Once you realized that this movie/documentary is more about MJ's passion for performing and the steps he took to ensure a tight show, you get to wipe away the tragic events of why you're looking at this flick in the first place.
It's incredible to see MJ a bit stripped down from the aura of mega star and see him as the exhausted ringleader trying to get his thoughts across to his team. He has semi-tense moments with his musical director, which will surely spawn classic quotables like “Let it simmer!” 'That's why we have rehearsal,' and 'I Love You'.
One consistent request that MJ has is for all of his music to have a feel. He wants the people to experience the music, be it funky, soothing or hardcore, just as they've experienced it from the albums. The way he leans into the rhythm and how he wraps his vocals around the melodies just make great viewing cues for up and coming artists to build upon. There are times when you can see how focused he is on the art form, especially when it's time to select his tour dancers. The process is basically a shortened version of 'So you think you can dance for Mike?'
After picking the dancers and meeting the band, your attention switches to Mike's bugged out gear. We've seen this man in everything that we can imagine, but you've never seen him in cool out street wear. At one session MJ is rocking a black flight/bomber jacket, paired with Ed Hardy loose sweats. He's tired, a bit haggard and still hits his cue points like a pro.
The true bright spot for the film is the use of digital enhancements to recreate classic videos like 'Smooth Criminal', 'They Don't Really Care About Us' and 'Thriller'. The hours long pain staking process of transforming into a ghastly ghoul for no more than a few seconds screen time is all worth it once MJ see's his vision on Kenny Ortega's jumbo preview TV. MJ turns into a hyper active teenager while watching the playback of selected scenes where hideous monsters mash for close up poses.
It's no wonder how he commands so much attention. Between his unmatched talent and bizarre look, how can this guy not amaze you? I was recently sent a link to a 1985 Ebony Magazine story that showed what celebs would look like only 15 years later in 2000. For Mike, they just added a few wisps of gray to his hair and a thin mustache to his Thriller days look...how more off could they be?

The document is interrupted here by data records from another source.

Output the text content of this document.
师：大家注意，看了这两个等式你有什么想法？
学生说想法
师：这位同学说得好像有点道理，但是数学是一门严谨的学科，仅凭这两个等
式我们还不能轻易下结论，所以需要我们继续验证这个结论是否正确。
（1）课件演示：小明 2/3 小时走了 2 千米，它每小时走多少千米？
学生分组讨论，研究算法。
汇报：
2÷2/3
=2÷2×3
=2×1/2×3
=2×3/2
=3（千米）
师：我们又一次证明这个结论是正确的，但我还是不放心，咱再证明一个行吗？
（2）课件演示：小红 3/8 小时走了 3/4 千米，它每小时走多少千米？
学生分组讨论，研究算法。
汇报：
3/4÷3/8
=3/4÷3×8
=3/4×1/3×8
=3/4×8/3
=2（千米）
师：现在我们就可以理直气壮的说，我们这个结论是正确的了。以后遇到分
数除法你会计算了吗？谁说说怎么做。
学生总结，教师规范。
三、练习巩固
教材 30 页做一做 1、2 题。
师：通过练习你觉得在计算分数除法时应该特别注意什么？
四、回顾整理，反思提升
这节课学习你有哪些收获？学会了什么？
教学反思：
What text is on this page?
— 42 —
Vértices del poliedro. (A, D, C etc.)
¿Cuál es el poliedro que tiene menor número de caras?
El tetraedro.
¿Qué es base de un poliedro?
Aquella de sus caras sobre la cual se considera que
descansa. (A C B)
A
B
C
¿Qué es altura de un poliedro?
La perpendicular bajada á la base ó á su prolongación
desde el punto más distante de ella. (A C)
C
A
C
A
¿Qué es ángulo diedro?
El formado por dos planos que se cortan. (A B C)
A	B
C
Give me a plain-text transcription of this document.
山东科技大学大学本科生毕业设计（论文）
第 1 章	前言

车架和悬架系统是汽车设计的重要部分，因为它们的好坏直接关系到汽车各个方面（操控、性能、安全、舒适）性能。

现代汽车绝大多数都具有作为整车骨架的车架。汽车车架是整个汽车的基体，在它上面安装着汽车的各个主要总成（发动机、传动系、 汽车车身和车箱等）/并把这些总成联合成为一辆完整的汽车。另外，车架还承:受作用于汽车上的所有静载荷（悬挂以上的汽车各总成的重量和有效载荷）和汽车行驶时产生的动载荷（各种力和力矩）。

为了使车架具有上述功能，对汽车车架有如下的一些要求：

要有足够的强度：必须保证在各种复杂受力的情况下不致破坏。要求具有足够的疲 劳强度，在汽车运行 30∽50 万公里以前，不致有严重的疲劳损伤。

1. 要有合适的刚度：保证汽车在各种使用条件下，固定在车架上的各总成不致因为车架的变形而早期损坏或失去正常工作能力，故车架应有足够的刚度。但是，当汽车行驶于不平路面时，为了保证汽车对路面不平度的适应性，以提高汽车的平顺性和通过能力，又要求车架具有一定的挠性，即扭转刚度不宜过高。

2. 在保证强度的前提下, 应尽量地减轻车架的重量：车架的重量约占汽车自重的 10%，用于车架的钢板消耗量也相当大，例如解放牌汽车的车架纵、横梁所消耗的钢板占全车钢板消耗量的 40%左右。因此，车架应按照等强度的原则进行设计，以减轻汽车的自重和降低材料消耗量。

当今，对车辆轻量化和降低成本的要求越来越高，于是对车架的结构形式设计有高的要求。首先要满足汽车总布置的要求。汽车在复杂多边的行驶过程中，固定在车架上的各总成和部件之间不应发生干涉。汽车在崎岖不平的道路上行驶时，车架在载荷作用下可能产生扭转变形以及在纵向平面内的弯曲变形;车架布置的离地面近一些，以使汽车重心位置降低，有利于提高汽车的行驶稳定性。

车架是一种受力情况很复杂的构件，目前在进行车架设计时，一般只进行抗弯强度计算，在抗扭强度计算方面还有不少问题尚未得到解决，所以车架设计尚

The latter part of the nearly 2-hour film starts to push MJ's environmental message and world harmony agenda. It warms the heart to see him so dedicated to helping others. It's a shame that his death seems to have been caused by the same people that were supposed to be helping him from himself.
Enjoy the man in the mirror's final moments the best that you can.
Did you see the film? If so, what did you think?